6.2       Automatic Renewal: Any SLA is deemed to automatically renew at the end of the Term for a further period equal to the first Term on the same terms and conditions.

6.3       Ratecard: At any time after the first renewal of the SLA Flight Digital may give the Client 30 days’ notice of changes to the Price for the SLA.

6.4       Termination: At any time after the first renewal of the SLA either party may give the other party 90 days’ notice to terminate the SLA.



7.1       The Client shall be responsible for performing the following in a reasonable and timely manner:

(a)       allocating at least one person in the Client organisation who is authorised to issue instructions, provide responses and request variations;

(b)       responding to all Flight Digital requests in a timely manner or by any date/time required by Flight Digital;

(c)        providing accurate and complete information and materials requested by Flight Digital such as, without limitation, any layout and content requirements;

(d)       providing Flight Digital remote access to the Client’s website and social media profiles for the purposes of providing the Services in accordance with the terms of the Agreement; and

(e)       final proofreading and written approval of all Deliverables including, by way of example, without limitation, artwork and content.
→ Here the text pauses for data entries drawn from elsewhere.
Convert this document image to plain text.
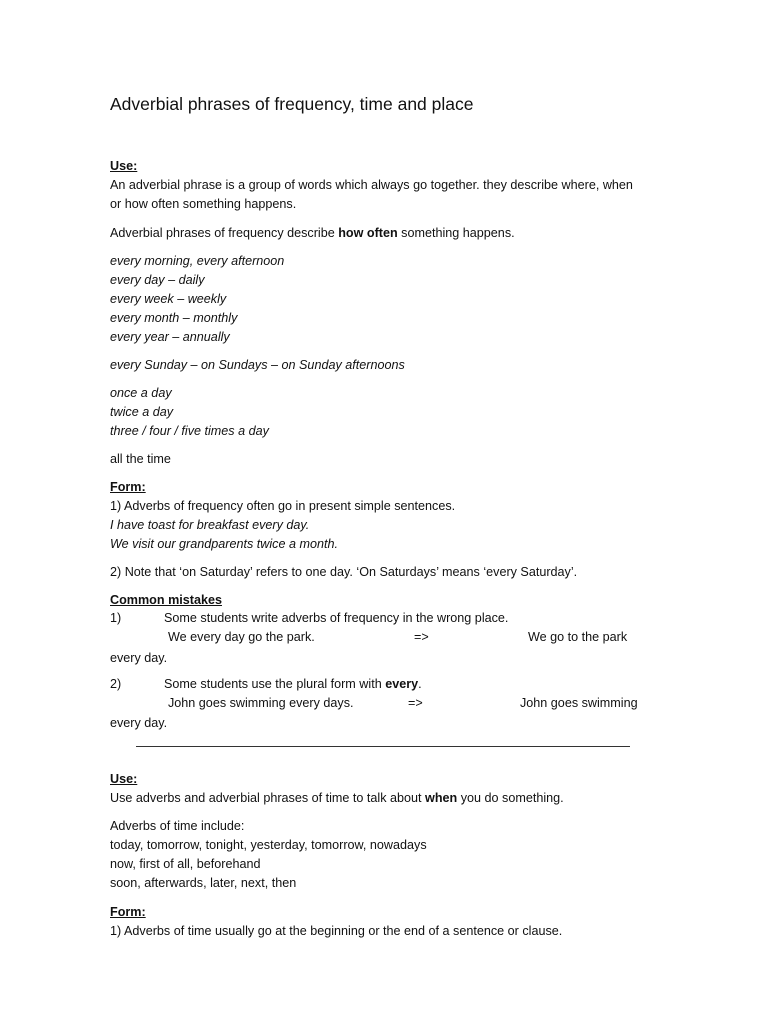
Adverbial phrases of frequency, time and place
Use:
An adverbial phrase is a group of words which always go together. they describe where, when
or how often something happens.
Adverbial phrases of frequency describe how often something happens.
every morning, every afternoon
every day – daily
every week – weekly
every month – monthly
every year – annually
every Sunday – on Sundays – on Sunday afternoons
once a day
twice a day
three / four / five times a day
all the time
Form:
1) Adverbs of frequency often go in present simple sentences.
I have toast for breakfast every day.
We visit our grandparents twice a month.
2) Note that ‘on Saturday’ refers to one day. ‘On Saturdays’ means ‘every Saturday’.
Common mistakes
1)	Some students write adverbs of frequency in the wrong place.
We every day go the park.	=>	We go to the park
every day.
2)	Some students use the plural form with every.
John goes swimming every days.	=>	John goes swimming
every day.
Use:
Use adverbs and adverbial phrases of time to talk about when you do something.
Adverbs of time include:
today, tomorrow, tonight, yesterday, tomorrow, nowadays
now, first of all, beforehand
soon, afterwards, later, next, then
Form:
1) Adverbs of time usually go at the beginning or the end of a sentence or clause.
In the event that Client has approved work containing errors or omissions, such as, without limitation, typographic errors or misspellings, Client shall incur the cost of correcting such errors.



8.1       Client Warranties: The Client warrants to Flight Digital that:

(a)       the Client owns all right, title, and interest in, or otherwise has full right and authority to permit the use of the Client Content for incorporation into the Deliverables;

(b)       any material provided by the Client to Flight Digital does not infringe the rights (including intellectual property rights) of any third party; and

(c)        the Client shall comply with any licensing agreements governing the use of Third Party Materials to the extent applicable to it.

8.2       Reliance on Warranties:  The Client acknowledges that Flight Digital’s ability to provide the Services is dependent upon the Client’s warranties set out in clause 8.1 being true and correct at all times.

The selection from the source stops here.